The Independent has a new article titled "Back On The Frontline But Without a Flak Jacket" on Christiane Amanpour and her new show. Here's an excerpt:
Christiane Amanpour is surveying her studio, proud. It is typically, grandiosely, CNN. Her name scrolls in giant letters across a dozen flat-screen televisions, bathed in a rich red. Along the vast video wall that dominates one side of the set, a map of the world floats in blue.
"Teal," she corrects. "All the American shows use red, white and blue. We didn't want that." After all, the show – titled simply Amanpour – is a new daily flagship for prime time on CNN International. A "greatest hits" package is aired on Sundays in the US, but the programme is a deliberately internationalist contrast to most of the rest of the output from the New York newsroom where it is based. It is serious global news, from the quintessential global news reporter.
There is something inherently incongruous about the famed war correspondent confined in a studio. This is the woman who rose to worldwide prominence, with CNN itself, as one of the flak-jacketed rooftop anchors of the first Gulf War. Like the BBC's Kate Adie before her, Amanpour exists in the popular imagination as a fifth rider, a short distance behind the apocalyptic horsemen. Her reporting, most notably her heartfelt descriptions of ethnic cleansing in Sarajevo, has been credited with changing US foreign policy. Her laptop case, stickered with entry visas from war zones across the world, is on show in Washington's Newseum, an institution dedicated to journalism. What on earth is she doing behind a desk?

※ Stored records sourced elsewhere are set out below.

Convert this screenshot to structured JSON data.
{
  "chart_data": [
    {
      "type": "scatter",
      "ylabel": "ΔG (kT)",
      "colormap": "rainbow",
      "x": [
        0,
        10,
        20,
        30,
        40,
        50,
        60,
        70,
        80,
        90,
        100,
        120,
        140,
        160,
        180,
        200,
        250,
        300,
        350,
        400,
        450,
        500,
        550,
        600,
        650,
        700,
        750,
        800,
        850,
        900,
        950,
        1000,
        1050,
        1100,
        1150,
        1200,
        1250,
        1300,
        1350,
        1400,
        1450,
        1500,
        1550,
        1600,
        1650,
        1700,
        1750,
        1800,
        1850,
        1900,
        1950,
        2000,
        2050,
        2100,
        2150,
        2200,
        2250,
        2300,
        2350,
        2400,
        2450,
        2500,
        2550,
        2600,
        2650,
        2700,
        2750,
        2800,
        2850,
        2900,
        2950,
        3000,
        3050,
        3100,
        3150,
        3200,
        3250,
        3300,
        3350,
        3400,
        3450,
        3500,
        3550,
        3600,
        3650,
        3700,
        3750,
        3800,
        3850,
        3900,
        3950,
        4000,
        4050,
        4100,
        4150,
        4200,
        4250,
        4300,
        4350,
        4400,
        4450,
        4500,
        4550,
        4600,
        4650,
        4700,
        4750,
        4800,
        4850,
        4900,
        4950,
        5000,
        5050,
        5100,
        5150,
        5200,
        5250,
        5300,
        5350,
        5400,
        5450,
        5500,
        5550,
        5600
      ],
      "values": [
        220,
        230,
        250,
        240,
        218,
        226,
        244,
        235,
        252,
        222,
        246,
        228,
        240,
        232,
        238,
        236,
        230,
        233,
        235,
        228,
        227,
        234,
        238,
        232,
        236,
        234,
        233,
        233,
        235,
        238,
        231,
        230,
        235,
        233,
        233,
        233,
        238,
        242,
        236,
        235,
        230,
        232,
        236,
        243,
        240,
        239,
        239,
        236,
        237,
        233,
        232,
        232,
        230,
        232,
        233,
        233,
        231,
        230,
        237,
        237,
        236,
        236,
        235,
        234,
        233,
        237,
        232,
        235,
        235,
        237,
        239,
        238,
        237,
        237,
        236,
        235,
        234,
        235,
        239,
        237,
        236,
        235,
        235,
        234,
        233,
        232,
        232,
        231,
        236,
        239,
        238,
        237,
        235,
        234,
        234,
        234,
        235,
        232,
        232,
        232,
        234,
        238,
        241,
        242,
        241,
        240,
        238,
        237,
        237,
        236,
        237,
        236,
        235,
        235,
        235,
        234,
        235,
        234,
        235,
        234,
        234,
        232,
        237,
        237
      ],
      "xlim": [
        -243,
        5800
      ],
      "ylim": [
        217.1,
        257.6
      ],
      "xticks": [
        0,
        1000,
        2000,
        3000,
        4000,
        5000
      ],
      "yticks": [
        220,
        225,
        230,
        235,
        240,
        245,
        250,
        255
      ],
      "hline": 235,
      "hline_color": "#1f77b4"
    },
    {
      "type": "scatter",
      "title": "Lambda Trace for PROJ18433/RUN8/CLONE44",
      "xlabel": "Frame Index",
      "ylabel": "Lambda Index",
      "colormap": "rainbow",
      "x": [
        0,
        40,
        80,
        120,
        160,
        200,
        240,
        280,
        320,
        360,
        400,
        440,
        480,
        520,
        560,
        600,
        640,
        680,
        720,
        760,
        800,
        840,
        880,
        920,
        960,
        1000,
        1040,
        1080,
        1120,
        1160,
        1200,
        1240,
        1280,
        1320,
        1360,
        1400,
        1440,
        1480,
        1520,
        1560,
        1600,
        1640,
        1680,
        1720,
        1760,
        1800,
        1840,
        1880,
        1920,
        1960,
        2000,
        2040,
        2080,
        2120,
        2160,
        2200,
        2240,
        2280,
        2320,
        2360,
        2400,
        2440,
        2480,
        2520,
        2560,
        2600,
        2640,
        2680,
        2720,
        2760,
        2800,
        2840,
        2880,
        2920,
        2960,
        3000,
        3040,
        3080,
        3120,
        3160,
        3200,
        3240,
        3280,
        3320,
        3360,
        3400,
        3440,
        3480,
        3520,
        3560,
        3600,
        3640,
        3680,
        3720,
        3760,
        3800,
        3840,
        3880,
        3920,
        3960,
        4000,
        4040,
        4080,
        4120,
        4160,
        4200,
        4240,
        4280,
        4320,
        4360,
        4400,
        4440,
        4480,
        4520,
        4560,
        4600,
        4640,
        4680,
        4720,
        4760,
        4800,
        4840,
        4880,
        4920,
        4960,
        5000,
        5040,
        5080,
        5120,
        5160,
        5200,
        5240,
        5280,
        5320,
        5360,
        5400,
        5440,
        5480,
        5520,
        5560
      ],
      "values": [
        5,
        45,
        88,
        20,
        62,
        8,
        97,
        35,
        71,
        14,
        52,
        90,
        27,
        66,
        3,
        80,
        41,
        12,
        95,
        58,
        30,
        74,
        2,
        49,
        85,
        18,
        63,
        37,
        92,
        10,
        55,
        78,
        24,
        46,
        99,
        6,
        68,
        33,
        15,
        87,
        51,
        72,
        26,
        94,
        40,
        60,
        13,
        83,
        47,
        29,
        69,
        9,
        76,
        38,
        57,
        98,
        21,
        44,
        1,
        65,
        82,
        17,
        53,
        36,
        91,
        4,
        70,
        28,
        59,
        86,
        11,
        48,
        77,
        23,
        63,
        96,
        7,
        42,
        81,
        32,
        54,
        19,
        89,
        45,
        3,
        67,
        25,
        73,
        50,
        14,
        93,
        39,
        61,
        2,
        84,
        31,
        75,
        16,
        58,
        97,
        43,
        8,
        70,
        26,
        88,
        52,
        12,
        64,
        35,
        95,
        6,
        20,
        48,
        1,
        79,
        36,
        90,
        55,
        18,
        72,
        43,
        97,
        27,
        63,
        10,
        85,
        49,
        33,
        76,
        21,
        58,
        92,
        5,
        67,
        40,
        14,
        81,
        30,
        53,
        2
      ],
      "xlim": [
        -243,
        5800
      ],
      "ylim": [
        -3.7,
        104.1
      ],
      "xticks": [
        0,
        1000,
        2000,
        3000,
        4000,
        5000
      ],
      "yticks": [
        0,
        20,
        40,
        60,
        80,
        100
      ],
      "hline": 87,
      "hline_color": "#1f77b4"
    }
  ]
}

"For me, this is a real challenge," she says. "I am perfectly used to being out there fighting for the story. This, however, is outside my comfort zone. The common imperative is to explain. For me, that is my mission statement. To continue doing what I have been doing in the field, going to difficult places and bringing information back, and presenting it in an honest way, and in as human a way as possible. To tell stories that are vital and compelling, and to connect with people."